The red line is the 12 month moving average. As with most moving averages a buy signal is generated as the index crosses above the moving average and a sell signal is generated as the index crosses below the moving average. (See Current Analysis Below)
Another helpful way to use this chart is to look at the slope of the red moving average line. If the slope is down the market is trending down (gains are getting smaller) if the slope is up the market is moving up (gains are getting bigger). And obviously if the line is basically flat the market is not trending at all. But a flat line at say the 10% level is not bad it means the market is gaining a steady 10% a year which would be very good.
Just because this chart is not moving higher does not mean we should sell. In the period from May 2005 – May 2007 the red moving average line was basically flat, although it had a bit of wiggle, but it was still flat at around 12% rate of return so holding during that period would have produced returns above the long term average.
If you are looking for big gains, the best buy signals come from a movement from below the 0% line. This allows you to capture the greatest up move.

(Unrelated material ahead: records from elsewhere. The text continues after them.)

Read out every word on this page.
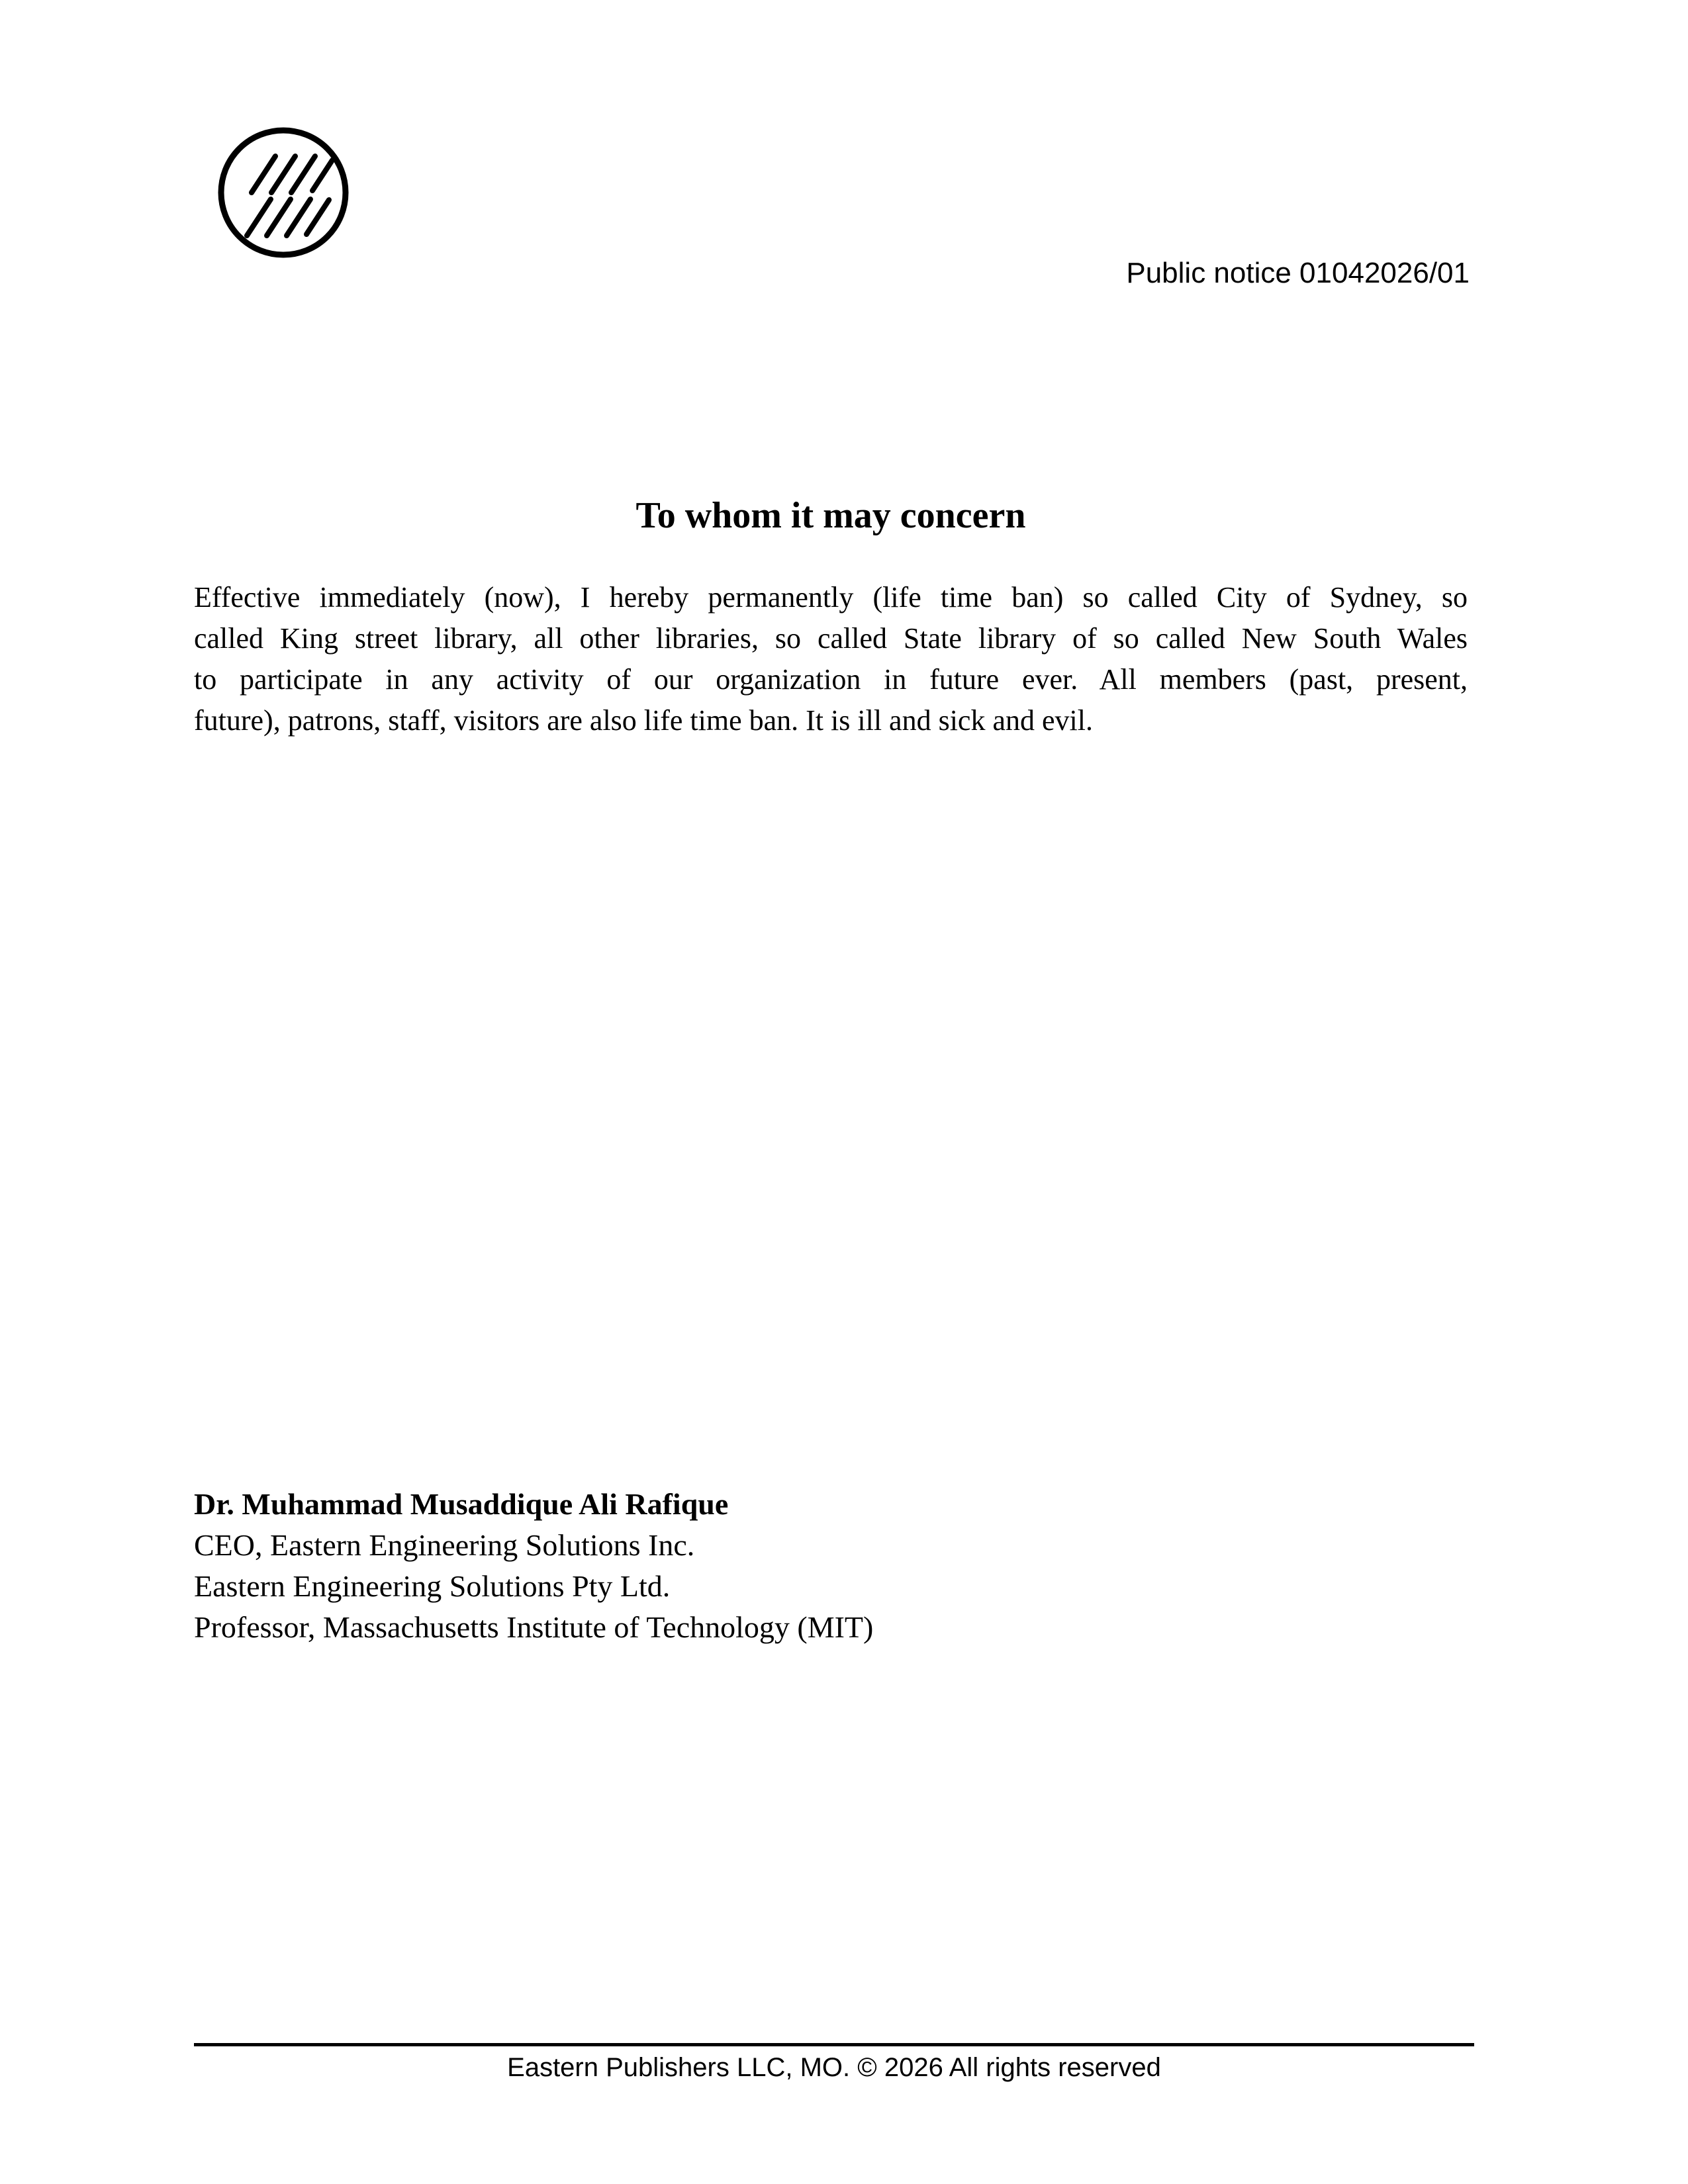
Public notice 01042026/01
To whom it may concern
Effective immediately (now), I hereby permanently (life time ban) so called City of Sydney, so
called King street library, all other libraries, so called State library of so called New South Wales
to participate in any activity of our organization in future ever. All members (past, present,
future), patrons, staff, visitors are also life time ban. It is ill and sick and evil.
Dr. Muhammad Musaddique Ali Rafique
CEO, Eastern Engineering Solutions Inc.
Eastern Engineering Solutions Pty Ltd.
Professor, Massachusetts Institute of Technology (MIT)
Eastern Publishers LLC, MO. © 2026 All rights reserved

Note: While viewing this chart we must remember that it represents the rate of return we would have earned if we had invested in the entire NYSE for the previous 12 months. Which can be achieved through the use of an index fund. Is there a correlation between inflation and the stock market ? This chart compares decade inflation and stock market returns during the decade.

Current Analysis:
The NYSE ROC is down -5.03% for the month after being down -1.78% last month… bringing it back to the 7600 level. This brings the NYSE back into negative territory for the last 12 months with an annual -9.70% loss. Thus if you had held the entire NYSE (or a fund that emulated the NYSE) for exactly one year you would be down -9.70% . This is primarily because April of last year had such a big gain going from 7900 to 8400. So the current 7635 is down almost 800 points compared to last April.
Two months ago I said,
At this point, it looks like we could be entering a new “Whipsaw” range if we cross above the moving average. We have already crossed back above the zero line giving us a preliminary buy signal. A move above the moving average will confirm it while a move below the zero line will negate it.
Unfortuantely, we never crossed above the moving average line. Instead we bounced below and moved back below the zero line negating the buy signal (or actually never generating one). We are nearing the Summer doldrums and as the old saying says “Sell in May and go away”. Last summer the NYSE fell from around 8400 in April and May to below 7100 by the time August rolled around. This it might be sell in March and go away.